I wasn't sure I was alone in the downward spiral of emotions that black-mesh-covered bottle incited, until I read last week's "Sopranos" recap letters, in which one reader referred to it as "a baby bottle" and said that Elliot was supposed to represent the audience, since he's endlessly fascinated by Tony in a detached, amused way, without having any investment in the man or any well-considered moral judgment about what he does. All that matters is the juvenile romance of the mob: Who's gonna get whacked next, man?
Clearly Elliot also serves as a geeky, intellectual contrast to Tony. Although he might have better taste and might be living a more examined life than Tony, he can't claim any moral high ground. Maybe he isn't committing the same acts of brutality as Tony and his crew, but he's not exactly throwing himself in harm's way for the greater good.
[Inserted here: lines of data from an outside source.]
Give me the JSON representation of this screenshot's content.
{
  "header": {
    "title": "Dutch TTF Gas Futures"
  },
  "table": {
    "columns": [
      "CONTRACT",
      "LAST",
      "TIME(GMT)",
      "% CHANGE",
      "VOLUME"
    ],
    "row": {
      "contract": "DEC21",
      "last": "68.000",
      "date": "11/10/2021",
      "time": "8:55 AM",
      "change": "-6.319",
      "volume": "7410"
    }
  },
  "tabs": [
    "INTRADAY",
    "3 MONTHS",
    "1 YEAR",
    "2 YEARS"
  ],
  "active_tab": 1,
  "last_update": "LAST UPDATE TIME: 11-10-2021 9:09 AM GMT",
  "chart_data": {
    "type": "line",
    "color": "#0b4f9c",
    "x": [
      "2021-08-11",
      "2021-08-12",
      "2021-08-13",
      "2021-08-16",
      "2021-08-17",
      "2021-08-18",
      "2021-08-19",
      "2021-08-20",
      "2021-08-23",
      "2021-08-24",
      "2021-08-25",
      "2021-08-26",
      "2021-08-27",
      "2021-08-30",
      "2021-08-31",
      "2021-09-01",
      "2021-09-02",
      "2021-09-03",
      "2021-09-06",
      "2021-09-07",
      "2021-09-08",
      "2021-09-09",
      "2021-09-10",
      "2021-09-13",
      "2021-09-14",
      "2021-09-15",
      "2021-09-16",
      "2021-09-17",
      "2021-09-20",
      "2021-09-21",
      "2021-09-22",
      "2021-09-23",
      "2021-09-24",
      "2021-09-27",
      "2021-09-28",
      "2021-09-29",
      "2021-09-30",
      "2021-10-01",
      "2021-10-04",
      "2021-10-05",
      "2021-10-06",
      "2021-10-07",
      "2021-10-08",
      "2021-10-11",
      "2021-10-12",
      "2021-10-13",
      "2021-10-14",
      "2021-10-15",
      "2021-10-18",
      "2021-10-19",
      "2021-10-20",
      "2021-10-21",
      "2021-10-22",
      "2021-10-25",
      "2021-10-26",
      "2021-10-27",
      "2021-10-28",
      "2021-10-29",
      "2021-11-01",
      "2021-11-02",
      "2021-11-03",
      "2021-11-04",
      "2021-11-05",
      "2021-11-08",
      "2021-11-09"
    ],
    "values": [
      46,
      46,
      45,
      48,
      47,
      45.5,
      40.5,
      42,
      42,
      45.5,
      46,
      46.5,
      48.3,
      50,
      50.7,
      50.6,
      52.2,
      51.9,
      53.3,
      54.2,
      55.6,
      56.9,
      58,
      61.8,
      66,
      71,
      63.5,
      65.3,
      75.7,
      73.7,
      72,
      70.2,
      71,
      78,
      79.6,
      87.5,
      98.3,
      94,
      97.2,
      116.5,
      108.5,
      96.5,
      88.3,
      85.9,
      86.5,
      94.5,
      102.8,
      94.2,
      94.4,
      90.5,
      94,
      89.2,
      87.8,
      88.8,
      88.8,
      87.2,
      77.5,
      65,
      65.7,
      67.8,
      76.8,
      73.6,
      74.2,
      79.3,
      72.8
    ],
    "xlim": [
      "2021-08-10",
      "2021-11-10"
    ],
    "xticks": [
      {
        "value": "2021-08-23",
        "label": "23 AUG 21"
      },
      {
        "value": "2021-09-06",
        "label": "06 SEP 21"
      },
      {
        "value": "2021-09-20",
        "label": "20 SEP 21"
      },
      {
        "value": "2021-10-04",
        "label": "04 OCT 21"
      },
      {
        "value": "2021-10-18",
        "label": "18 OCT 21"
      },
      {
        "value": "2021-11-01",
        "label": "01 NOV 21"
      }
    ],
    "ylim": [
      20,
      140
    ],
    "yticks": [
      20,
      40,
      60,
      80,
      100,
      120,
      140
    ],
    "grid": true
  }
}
Lest we get too comfortable in our condemnation of these thugs, Elliot is there in all of his fussy, lip-balmed glory, to remind us of our own bemused ineffectualness and abject cowardice.
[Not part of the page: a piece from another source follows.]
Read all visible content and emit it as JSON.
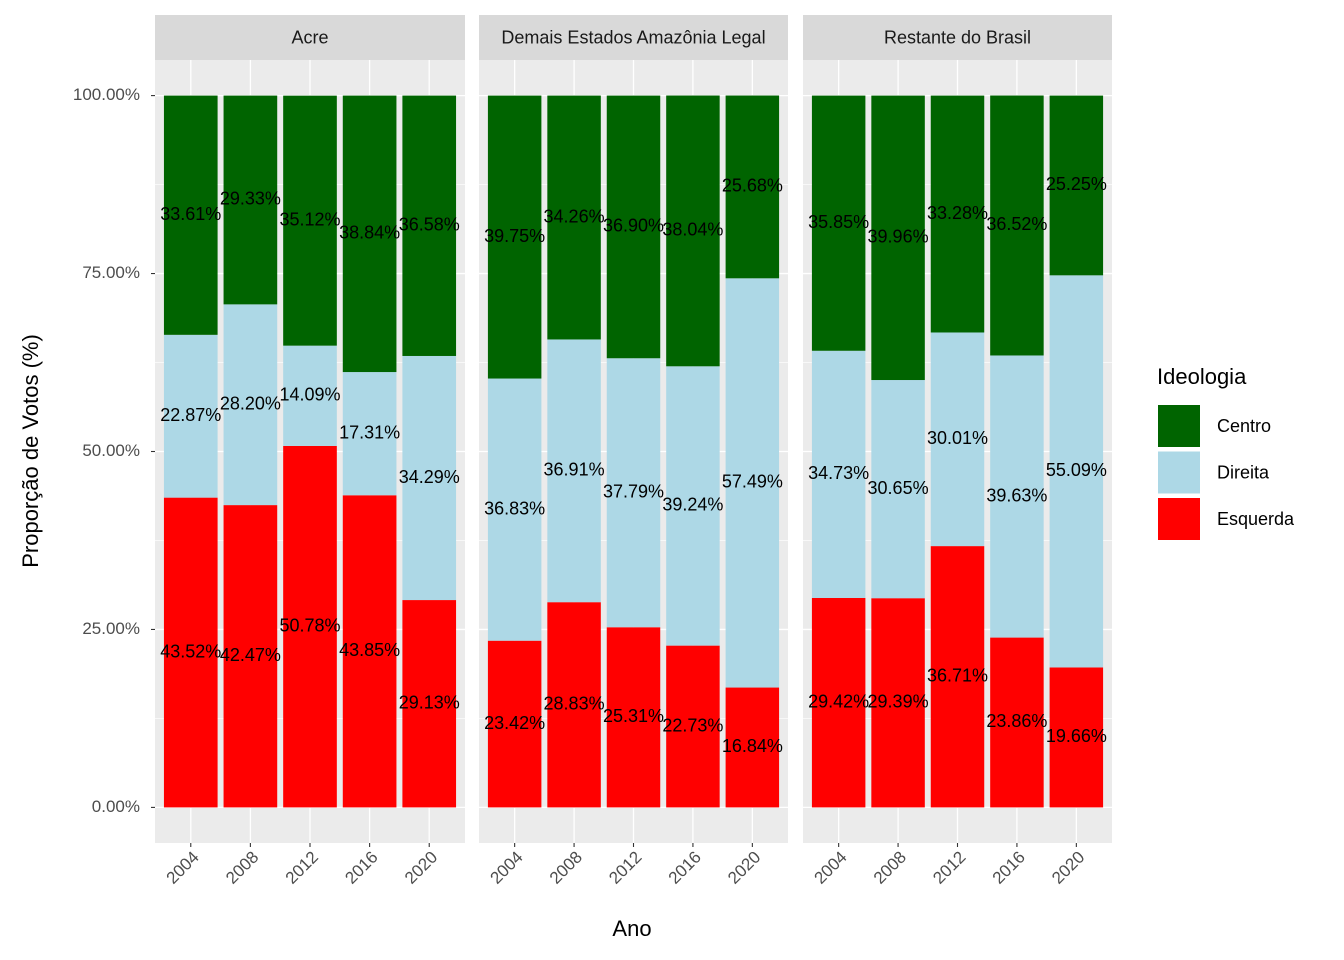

Punk'd by an officer and a gentleman
But nothing stirred the coward within quite like the brutal finale of ABC's "The Bachelor: Officer and a Gentleman," in which three regular people were tormented for our viewing pleasure.
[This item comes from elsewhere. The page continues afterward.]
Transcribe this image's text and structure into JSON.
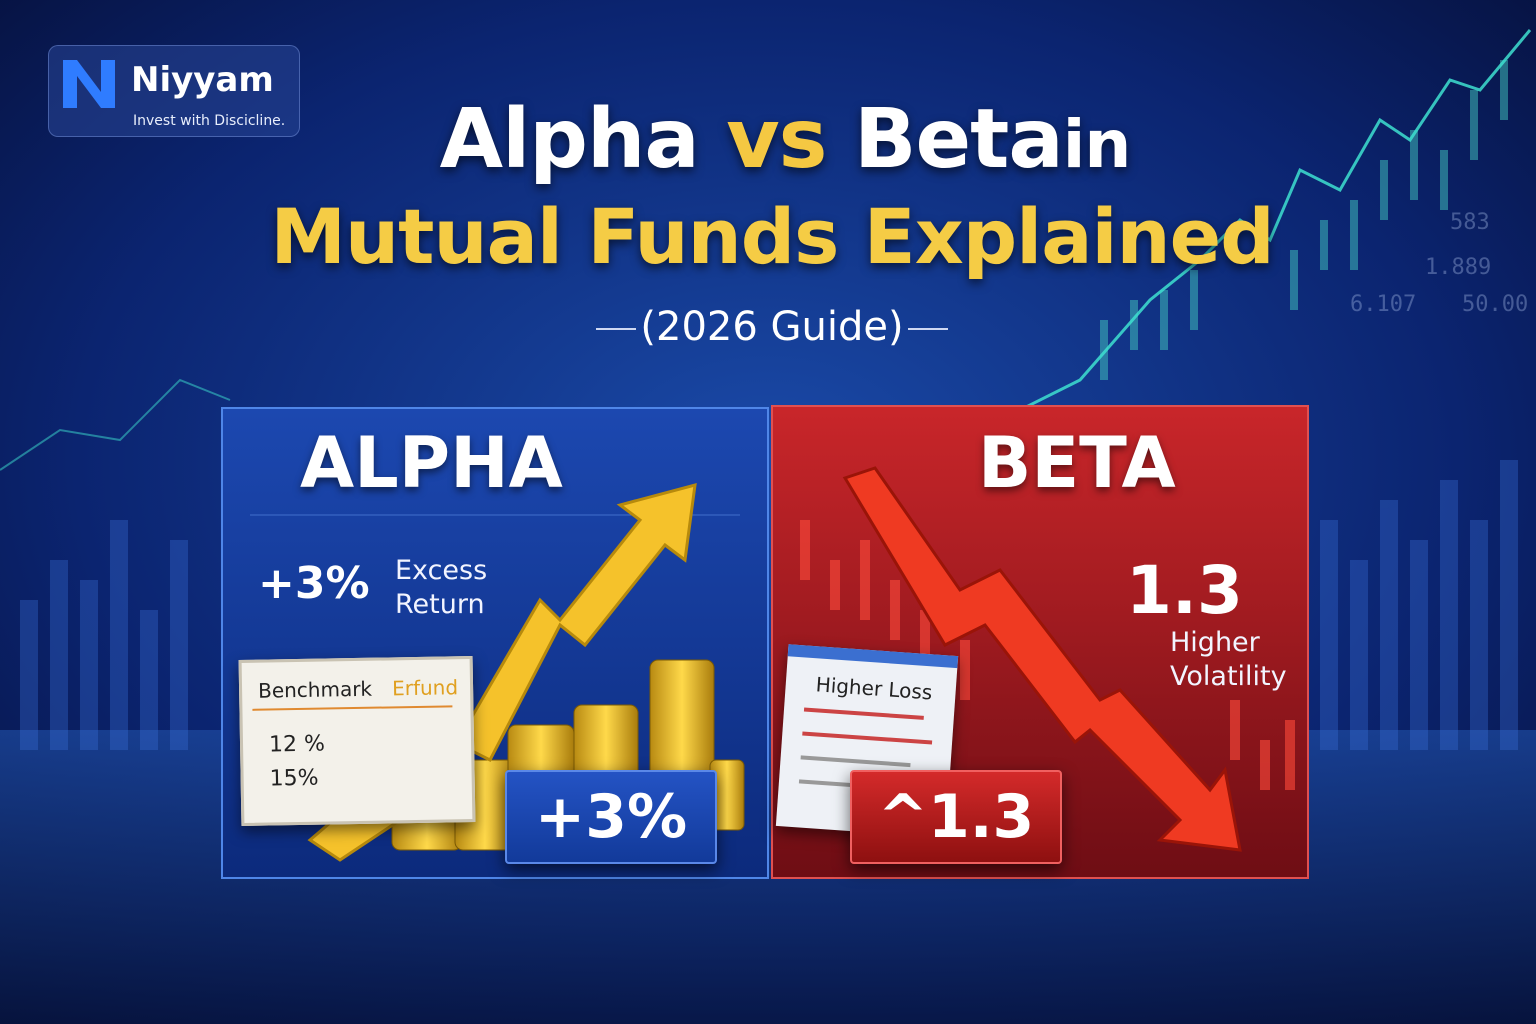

As it turns out, "The Bachelor" series only works with intolerable pageant-circuit sea donkerellas and cheesy square-jawed mutants like Andrew Firestone in play. This season, producers made a crucial error by casting Andy Baldwin, a perfectly nice, earnest guy. Week by week, Andy picked the nice, smart girls until he was left with two utterly reasonable choices: Bevin and Tessa. Even his family told him that they'd both make good wives and mothers.
Now, casting aside that this is a contest in which the "winner" is awarded the privilege of dropping her entire life and all of her friends and moving to Hawaii to be the adoring wife of a doctor/officer, these two women honestly wanted to end up with Andy.
And Andy was good-guy marriage material, albeit a little indecisive: He genuinely seemed unable to choose between Bevin and Tessa. So Bevin showed up in her gown, assuming that Andy would propose (he told both women he loved them), and instead he told her he picked Tessa. Bevin's face crumpled into a sad little frown as Andy, through tears, apologized for three or four minutes, and then she got into the limo and told us, "This is the story of my life."
Oof. And if that weren't excruciating enough, she showed up at the "After the Final Rose" shamefest with a cast still on her broken ankle (injured during a boot-camp segment in one of the first episodes of the season), still unable to talk about Andy without crying, but unwilling to ask him difficult questions or make him feel guilty for choosing Tessa.
In other words, she refused to follow the Jilted, Angry Woman script the producers coached her on, and she made the host look like a clown for wanting her to try. Funny how the whole circus falls apart the second one elephant decides she's above wearing that jewel-encrusted headdress.
Fear and present danger
But then, if they're going to flesh out our darkest fears on television, they should find chirpy, soulless types to do it, not real people. Because, whether we live in fear of bone-crushing rejection, flaccid accessories or dangerously ugly hairstyles, we can only relish the spine-tingling thrills those fears afford within the safe boundaries of a fictional construct. We are cowards, after all. Hear us whimper!